Perhaps instead of #ifdef __no_const as in my suggested patch it is cleaner to use #ifdef CONFIG_GRKERNSEC since there is no guarantee that __no_const is defined as a macro (after all, the hardened patches are realized as compiler plugins).
(In reply to Martin Väth from comment #1) > Perhaps instead of > > #ifdef __no_const > > as in my suggested patch it is cleaner to use > > #ifdef CONFIG_GRKERNSEC > > since there is no guarantee that __no_const is defined as a macro > (after all, the hardened patches are realized as compiler plugins). #ifdef __no_const is fine.
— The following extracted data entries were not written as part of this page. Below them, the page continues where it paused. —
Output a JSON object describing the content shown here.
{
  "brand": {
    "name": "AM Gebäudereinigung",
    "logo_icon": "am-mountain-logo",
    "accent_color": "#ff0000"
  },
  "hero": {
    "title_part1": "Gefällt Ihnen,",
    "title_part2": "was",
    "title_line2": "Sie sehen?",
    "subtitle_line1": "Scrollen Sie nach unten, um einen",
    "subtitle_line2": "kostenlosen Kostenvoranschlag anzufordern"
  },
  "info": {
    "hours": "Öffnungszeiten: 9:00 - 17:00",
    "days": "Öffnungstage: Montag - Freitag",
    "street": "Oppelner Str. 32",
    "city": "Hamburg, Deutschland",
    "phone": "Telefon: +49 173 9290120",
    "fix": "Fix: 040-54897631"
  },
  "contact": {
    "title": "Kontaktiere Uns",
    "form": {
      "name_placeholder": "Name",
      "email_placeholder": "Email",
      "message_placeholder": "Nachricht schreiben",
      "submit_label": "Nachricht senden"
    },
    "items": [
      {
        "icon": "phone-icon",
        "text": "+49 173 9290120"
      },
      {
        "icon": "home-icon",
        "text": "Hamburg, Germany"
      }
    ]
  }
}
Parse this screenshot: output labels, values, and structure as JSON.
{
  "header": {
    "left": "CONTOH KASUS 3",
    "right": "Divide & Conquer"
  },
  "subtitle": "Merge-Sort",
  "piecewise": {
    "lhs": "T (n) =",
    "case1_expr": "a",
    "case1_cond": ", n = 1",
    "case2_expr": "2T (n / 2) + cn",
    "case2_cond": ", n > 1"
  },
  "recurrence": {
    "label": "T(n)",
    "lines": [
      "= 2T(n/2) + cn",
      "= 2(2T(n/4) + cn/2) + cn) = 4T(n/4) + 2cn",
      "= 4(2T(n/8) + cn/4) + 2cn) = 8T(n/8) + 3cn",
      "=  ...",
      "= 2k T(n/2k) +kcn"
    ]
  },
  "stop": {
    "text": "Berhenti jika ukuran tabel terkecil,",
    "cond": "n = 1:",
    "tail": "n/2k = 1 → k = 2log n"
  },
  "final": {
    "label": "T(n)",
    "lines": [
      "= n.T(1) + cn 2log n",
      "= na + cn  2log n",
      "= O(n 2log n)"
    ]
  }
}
while __no_const will 'fix' the problem with this particular type, there're no guarantees that the closed source part of the module would not try to modify some other constified data. there's a reason why CONSTIFY_PLUGIN is part of vermagic and with binary modules you should not in general enable it in your kernel.
(In reply to PaX Team from comment #3) > while __no_const will 'fix' the problem with this particular type, there're > no guarantees that the closed source part of the module would not try to > modify some other constified data. This just has to be tried: If it works then it works (and it seems to work)... > with binary modules you should not in general enable it in your kernel. Meanwhile this plugin at least can be switched off (which IIRC was not the case when I reported the bug). Anyway it means to give up this protection for the whole kernel just because of a single module. So, if it works, the suggested patch is more secure than switching off the plugin globally.
Given comment #3, there's nothing for us to do here.